Smith then led about a dozen men across the plains south of the Yellowstone River to open new trapping grounds. However, before they reached the Powder River, Smith was mauled by a grizzly bear. Though he survived, he was scarred for life and afterward wore his hair long to hide the scars.
With some guidance from Crow Indians, in the spring of 1824, they traveled through South Pass, Wyoming. This route significantly shortened the time needed to get to the west slope of the Rocky Mountains and would later become the path used by emigrants on the Oregon Trail.
With Ashley, the party brought nearly 9,000 pounds of beaver pelts to St.

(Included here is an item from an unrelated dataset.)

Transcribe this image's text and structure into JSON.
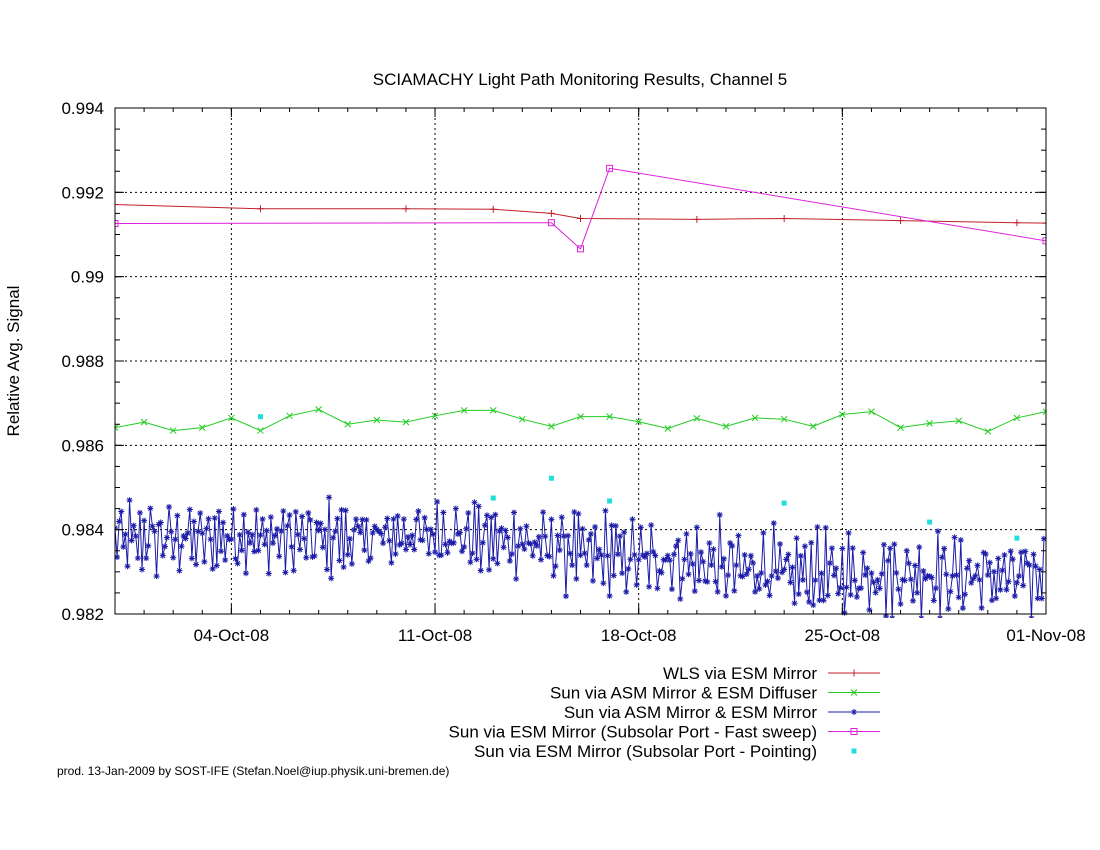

Louis in 1925, and Smith became a partner in the Rocky Mountain Fur Company. In 1826, Smith, David E. Jackson, and William and Milton Sublette bought the business from William Ashley.
In August 1826, Smith led a group of trappers on his first trip to California, which landed him in trouble with the Mexican authorities. The group followed the Colorado River in search of new hunting grounds and was attacked by Mohave Indians, losing several men. Later, they were led by two Tongva Indians to the San Gabriel Mission, avoiding Death Valley and eventually reaching the mission west of present-day Los Angeles, California. Smith and some of his men were soon arrested by Mexican authorities but were later released on the promise that they would leave the territory and never return. Despite their promise to leave, the party made their way to the San Joaquín Valley, which they explored.
Leaving the majority of the men in California, Smith and two other men left California in the spring of 1827, crossing the Sierra Nevada Range into Utah. One of the men died in the crossing, but Smith and the other man eventually made it to their company rendezvous at Bear Lake, Utah.
Despite the Mexicans’ warnings, Smith returned to California in July 1827 with 18 men and two women, again following the Colorado River. They were attacked at the river crossing by Mohave Indians, who killed ten men and took the two women. Smith and the other survivors made their way to the San Gabriel Mission before moving northward to meet with the group they had left in the San Joaquin Valley. Before long, Smith and his men were again arrested but amazingly were released, despite his earlier breach of trust. Though Smith promised to leave California, he and his men hunted in the Sacramento Valley for several months before departing.
For the next several years, Smith concentrated on building the fur company and never returned to California, instead focusing on Oregon country. In 1828, a group of Klawatset Indians attacked him and his men. Fifteen of Smith’s 19 men were killed. Smith and three others escaped and made their way to Fort Vancouver, Washington.
In the spring of 1829, Smith returned to the upper Rocky Mountains, promising to confine his operations to the region east of the Great Divide.
For the next year, he trapped the Blackfoot country with Jim Bridger, but in 1830, he and his partners sold the Rocky Mountain Fur Company. Smith returned to St. Louis for a time, but by early 1831, he and his partners, David Edward Jackson and William L. Sublette got involved in the Santa Fe fur trade. They left St. Louis in April with 74 men and 22 wagons.
In May 1831, Smith and another man rode away from the caravan searching for water. Smith never returned. The rest of the party continued without him, hoping that he would catch up somewhere along the way. When they arrived in Santa Fe, they met up with a Mexican merchant selling some of Smith’s belongings. When questioned, the merchant reported that Smith had been attacked by a group of 15-20 Comanche Indians near Wagon Bed Spring on the Cimarron River, south of present-day Ulysses, Kansas, on May 27. Smith’s body was never found.
Jedediah Smith’s explorations were significant in opening the American West and included several “firsts,” such as being the first white man to cross what would become the states of Utah and Nevada, the first to enter California by the overland route, the first to scale the High Sierras, and the first explorer to reach Oregon overland by traveling up the California coast.